Łukjanow uważa, że terroryzm islamski nie jest zewnętrznym zagrożeniem dla sojuszu, ponieważ ISIS kontroluje terytorium poza Europą. A jak oprzeć się „IG”? Wykorzystać przeciwko niemu osławione cztery bataliony, umieszczając je w centrum Paryża lub Brukseli? Jeśli chodzi o Moskwę, z punktu widzenia NATO „ponownie popadła w herezję agresywnego imperializmu, co oznacza, że trzeba jej się przeciwstawić, jak to robiono w dawnych czasach”. Logika sojuszu, zauważył ekspert, jest mniej więcej taka: „Jesteśmy sojuszem zbiorowego bezpieczeństwa. Kto zagraża naszym sojusznikom na Wschodzie? Rosja. Więc będziemy działać przeciwko Rosji”.

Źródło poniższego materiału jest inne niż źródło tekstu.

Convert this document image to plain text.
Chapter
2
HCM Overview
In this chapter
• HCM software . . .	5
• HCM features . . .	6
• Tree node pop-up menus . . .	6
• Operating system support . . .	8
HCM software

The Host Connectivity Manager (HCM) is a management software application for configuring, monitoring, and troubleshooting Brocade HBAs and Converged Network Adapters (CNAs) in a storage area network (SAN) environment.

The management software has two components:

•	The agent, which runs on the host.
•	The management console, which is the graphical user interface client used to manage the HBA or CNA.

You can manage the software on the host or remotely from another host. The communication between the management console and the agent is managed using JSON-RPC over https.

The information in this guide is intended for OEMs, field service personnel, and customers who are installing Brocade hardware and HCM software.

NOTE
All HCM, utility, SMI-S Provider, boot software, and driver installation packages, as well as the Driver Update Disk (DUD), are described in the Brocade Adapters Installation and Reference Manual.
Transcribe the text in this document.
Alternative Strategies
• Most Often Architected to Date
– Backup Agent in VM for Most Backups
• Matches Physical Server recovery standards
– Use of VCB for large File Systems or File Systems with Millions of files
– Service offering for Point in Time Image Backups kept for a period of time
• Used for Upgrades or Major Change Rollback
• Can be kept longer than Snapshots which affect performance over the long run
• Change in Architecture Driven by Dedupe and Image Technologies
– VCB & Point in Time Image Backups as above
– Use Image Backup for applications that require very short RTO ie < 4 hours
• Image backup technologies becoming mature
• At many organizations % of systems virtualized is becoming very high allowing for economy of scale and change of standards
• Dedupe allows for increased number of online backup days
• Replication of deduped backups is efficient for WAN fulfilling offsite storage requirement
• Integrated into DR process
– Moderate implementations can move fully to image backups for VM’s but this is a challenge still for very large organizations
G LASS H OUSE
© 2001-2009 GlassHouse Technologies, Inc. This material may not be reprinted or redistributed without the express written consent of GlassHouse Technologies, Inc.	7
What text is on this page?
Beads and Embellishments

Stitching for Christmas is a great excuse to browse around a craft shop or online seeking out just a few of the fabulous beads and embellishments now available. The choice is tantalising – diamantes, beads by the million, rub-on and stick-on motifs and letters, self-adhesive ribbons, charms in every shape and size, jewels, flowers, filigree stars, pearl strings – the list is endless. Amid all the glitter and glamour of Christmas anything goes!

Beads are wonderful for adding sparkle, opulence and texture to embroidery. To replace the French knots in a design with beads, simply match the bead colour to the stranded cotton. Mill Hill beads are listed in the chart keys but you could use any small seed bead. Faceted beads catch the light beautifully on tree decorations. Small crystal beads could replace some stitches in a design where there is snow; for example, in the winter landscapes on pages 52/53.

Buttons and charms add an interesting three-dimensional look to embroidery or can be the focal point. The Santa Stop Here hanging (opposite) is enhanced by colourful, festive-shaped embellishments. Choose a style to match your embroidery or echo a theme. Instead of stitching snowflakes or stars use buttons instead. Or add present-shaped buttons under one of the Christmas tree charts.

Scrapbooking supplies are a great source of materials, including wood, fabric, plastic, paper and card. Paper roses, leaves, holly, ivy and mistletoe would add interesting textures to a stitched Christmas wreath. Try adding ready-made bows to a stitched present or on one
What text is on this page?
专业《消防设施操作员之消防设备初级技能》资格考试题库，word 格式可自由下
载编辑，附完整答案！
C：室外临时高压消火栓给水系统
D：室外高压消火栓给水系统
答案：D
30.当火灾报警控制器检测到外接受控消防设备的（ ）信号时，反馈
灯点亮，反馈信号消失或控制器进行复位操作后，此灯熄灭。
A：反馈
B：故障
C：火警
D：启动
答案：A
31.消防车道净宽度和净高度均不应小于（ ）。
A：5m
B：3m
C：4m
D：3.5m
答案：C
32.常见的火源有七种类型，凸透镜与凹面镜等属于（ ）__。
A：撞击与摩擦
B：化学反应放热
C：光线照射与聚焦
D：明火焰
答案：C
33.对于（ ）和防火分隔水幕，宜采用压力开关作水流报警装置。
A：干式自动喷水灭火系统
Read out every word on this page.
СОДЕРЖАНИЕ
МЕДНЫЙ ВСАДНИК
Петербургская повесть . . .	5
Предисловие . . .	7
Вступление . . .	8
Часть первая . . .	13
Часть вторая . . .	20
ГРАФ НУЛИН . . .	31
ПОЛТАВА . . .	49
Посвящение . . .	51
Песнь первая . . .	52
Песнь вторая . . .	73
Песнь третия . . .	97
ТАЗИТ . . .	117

Na zakończenie przedstawimy jeszcze jedną opinię na temat NATO i Rosji, która należy do redaktorki „Literární novinu”, Teresy Spencerovej. Udzieliła wywiadu dla publikacji "Parlamentní listy" (Czechy; źródło tłumaczenia - "InoSMI").
„Problem z Sojuszem Północnoatlantyckim polega na tym, że nie wie, co robić” – powiedziała Teresa Spencerova. - Na mocy amerykańskiej dyrektywy NATO zawiodło już w Afganistanie i Iraku, a ostatni szczyt tylko zaostrzył tę wędrówkę. Z jednej strony wydaje się, że jedynym powodem istnienia NATO jest ochrona przed „rosyjską agresją”, ale już od trzech lat czekamy, aż Rosja zdobędzie chociaż kawałek tych samych państw bałtyckich czy Szwecji, ale nic się nie dzieje. Nie mówię o tych, którzy wciąż czekają na Rosjan czołgi w Pradze. Jakby w Moskwie postanowili nas jeszcze bardziej wkurzyć! Może powinniśmy tę „destrukcyjną” politykę rosyjską nazwać „agresywną pasywnością”? Od czasu do czasu na jakieś granice, jak my, Rosja wysyła jakieś samoloty, ale generalnie nie daje się sprowokować. Jak ten stary żart BDSM: „Pokonaj mnie!” „I nie sądzę!”
* * *
Eksperci bardzo wątpią, czy istnieje prawdziwa konfrontacja między NATO a Rosją, pomimo „prowokacyjnych” lotów, o których obie strony mówią, i głośnej „aneksji Krymu”. Od ponad dwóch lat „przerażona” Europa czeka, aż Moskwa przeniesie swoje pułki do Sztokholmu lub przynajmniej do Wilna, ale nic się nie dzieje. „Agresywni” Rosjanie nie przybyli ponownie na wojnę. Nic dziwnego, że eksperci uważają samą konfrontację za „fałszywą”.